Возникла пауза, когда вошел слуга и поставил поднос на столик. Росс отвлекся на несколько секунд, любуясь гобеленами, сделавшими известными и дом, и его хозяина.

— Несомненно, мы обсудим билль о зерне чуть позже, — сказал лорд Ливерпуль. Но сейчас, возможно, не время. Разумеется, я знаю, что вы симпатизируете реформам... Кстати, вы в курсе, что Каннинг благополучно добрался до Лиссабона?

— Да, я получил от него весточку две недели назад. Он писал, что слег в постель с подагрой, а потому еще не приступил к своим обязанностям. — Росс почувствовал боль в лодыжке. — Что до реформ, милорд, как вы и сказали, сейчас, возможно, не время их обсуждать, но, признаться, я разочарован и подавлен тем, что со времени провозглашения мира не произошло никаких улучшений в условиях жизни Англии.

— Мы действуем, но медленно, — заметил Мелвилл.

— Многие из тех, кто поддерживает это правительство, — сказал Росс, — как и я, считали, что сколько-нибудь серьезные реформы должны подождать до свержения Бонапарта. Кажется, это Уиндхем сказал: «Кто же станет чинить дом в тайфун?». Да и Питт, разумеется, свернул свои реформы именно из-за войны. Но теперь... Теперь их точно стоит возобновить. Труженики и в полях, и на фабриках должны получить возможность жить порядочной, честной жизнью. А не страдать от голода посреди чужого изобилия.

Они отхлебнули бренди. Росс заметил, что его высказывание не встретило особого одобрения.

— Поверьте, — сухо заметил Ливерпуль, — я и сам не удовлетворен условиями в нашей стране, и, если позже вы захотите внести свой вклад в сессию парламента, то сможете ненадолго вернуться. Вас будут держать в курсе.
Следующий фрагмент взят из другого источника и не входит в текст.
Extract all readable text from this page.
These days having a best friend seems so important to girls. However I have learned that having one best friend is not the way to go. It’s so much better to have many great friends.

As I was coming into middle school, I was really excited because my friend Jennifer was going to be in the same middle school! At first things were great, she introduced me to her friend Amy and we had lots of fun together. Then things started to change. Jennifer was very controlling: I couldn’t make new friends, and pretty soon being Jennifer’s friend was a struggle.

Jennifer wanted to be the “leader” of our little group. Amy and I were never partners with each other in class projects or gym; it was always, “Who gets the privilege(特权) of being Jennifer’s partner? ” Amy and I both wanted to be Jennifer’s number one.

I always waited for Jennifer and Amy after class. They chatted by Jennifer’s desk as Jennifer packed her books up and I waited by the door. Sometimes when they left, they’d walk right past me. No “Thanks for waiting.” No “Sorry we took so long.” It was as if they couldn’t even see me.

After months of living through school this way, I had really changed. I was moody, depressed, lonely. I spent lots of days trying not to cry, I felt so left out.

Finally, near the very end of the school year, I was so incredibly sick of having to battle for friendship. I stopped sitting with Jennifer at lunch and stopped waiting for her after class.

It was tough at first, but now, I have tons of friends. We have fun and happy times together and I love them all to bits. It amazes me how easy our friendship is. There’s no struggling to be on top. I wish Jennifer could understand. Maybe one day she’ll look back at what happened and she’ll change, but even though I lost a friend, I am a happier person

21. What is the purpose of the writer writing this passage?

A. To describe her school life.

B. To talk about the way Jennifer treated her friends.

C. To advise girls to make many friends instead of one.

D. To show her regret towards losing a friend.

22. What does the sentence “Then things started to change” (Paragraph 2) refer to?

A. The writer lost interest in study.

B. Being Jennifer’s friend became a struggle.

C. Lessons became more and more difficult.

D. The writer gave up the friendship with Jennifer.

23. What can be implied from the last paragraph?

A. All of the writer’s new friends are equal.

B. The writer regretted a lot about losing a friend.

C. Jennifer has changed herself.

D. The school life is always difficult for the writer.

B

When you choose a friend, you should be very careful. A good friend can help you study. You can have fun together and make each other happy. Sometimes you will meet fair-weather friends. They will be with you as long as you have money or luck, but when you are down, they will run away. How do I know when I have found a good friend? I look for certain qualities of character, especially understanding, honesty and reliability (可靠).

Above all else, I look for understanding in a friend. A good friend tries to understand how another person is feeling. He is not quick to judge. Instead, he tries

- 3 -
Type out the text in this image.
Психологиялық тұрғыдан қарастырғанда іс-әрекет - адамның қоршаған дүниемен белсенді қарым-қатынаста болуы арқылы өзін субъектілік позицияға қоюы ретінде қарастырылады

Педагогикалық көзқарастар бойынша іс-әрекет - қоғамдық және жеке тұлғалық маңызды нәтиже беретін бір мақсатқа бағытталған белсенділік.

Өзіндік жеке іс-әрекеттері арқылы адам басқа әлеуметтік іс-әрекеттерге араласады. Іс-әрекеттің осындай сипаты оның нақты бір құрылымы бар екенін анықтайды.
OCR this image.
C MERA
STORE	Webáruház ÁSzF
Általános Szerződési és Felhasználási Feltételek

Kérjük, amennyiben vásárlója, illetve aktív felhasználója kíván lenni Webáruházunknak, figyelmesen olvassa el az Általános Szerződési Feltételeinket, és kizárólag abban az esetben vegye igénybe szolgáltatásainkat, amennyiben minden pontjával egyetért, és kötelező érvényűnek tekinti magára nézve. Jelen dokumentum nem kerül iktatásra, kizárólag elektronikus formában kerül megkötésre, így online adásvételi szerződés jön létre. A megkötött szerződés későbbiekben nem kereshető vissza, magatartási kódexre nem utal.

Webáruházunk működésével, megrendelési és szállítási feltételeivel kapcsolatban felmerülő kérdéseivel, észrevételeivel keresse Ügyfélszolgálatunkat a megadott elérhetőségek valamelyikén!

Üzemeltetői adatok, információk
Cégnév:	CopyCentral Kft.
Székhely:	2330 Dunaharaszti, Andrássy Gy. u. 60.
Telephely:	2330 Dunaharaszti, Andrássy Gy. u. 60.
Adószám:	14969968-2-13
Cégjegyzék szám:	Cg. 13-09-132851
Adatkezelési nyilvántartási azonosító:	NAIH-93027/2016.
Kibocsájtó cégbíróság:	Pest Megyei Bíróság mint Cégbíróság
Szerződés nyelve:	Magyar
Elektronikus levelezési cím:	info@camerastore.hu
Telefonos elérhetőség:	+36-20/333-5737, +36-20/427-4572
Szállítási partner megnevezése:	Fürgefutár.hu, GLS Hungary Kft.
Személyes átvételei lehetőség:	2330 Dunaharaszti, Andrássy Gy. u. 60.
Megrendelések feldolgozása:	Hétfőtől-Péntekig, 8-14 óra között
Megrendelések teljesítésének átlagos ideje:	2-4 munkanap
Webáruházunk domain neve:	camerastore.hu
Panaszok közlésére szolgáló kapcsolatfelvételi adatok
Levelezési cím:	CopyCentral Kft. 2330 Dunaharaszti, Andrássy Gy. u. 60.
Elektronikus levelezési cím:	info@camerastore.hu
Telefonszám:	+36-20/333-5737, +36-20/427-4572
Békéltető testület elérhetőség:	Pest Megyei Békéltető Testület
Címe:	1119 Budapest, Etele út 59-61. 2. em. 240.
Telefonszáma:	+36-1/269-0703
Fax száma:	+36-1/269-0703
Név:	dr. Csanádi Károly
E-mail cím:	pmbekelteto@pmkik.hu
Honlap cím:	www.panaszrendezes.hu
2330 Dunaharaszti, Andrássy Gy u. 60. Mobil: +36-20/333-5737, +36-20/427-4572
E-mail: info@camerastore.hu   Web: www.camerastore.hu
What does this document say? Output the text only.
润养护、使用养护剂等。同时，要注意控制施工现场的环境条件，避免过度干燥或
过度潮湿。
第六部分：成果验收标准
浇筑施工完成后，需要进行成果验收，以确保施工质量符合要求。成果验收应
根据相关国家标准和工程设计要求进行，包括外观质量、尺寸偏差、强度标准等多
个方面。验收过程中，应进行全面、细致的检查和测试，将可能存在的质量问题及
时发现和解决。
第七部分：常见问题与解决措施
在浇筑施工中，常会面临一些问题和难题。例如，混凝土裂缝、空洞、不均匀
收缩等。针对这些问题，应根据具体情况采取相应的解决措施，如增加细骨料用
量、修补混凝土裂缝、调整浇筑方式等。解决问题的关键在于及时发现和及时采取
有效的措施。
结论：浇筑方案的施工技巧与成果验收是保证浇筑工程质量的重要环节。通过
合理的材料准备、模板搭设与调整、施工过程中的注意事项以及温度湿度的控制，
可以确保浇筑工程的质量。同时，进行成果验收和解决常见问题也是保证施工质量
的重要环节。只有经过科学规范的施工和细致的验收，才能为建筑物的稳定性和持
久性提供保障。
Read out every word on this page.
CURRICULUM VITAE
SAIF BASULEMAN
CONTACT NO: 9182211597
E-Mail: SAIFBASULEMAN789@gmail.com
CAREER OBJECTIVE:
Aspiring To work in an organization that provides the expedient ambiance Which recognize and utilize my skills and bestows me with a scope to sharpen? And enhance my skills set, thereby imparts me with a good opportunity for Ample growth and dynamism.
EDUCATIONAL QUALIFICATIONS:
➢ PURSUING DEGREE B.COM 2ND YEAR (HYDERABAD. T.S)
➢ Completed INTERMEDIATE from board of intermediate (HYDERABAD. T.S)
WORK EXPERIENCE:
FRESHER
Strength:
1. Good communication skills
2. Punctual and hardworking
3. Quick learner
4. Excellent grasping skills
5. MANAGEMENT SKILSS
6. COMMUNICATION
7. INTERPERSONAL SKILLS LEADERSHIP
Естественно, билль о зерне не представят раньше конца марта, и не сомневаюсь, он вызовет споры и обсуждения по всей стране. В то же время, глядя на международные отношения, мы видим другие проблемы.

— Вот почему я должен в такой спешке отправиться в Париж?

Лорд Ливерпуль моргнул одним глазом.

— Не в спешке. Но сейчас вы нужны мне там.

— Могу я спросить зачем, милорд?

— Как я уже говорил при нашей последней встрече, за последние десять месяцев во Францию вернулось больше ста пятидесяти тысяч военнопленных из России, Пруссии и Англии. У многих из них остались очень неприятные воспоминания о противниках, и теперь они жаждут возможности отомстить. В то же время, прибытие такого количества aristocratic émigrés [3] вызовет расслабленность, разбавление великолепной армии Бонапарта за счет восстановления юнцов и стариков в должностях, которые они получат исключительно по праву рождения и благодаря иным привилегиям. Все это приведет к негодованию и беспокойству.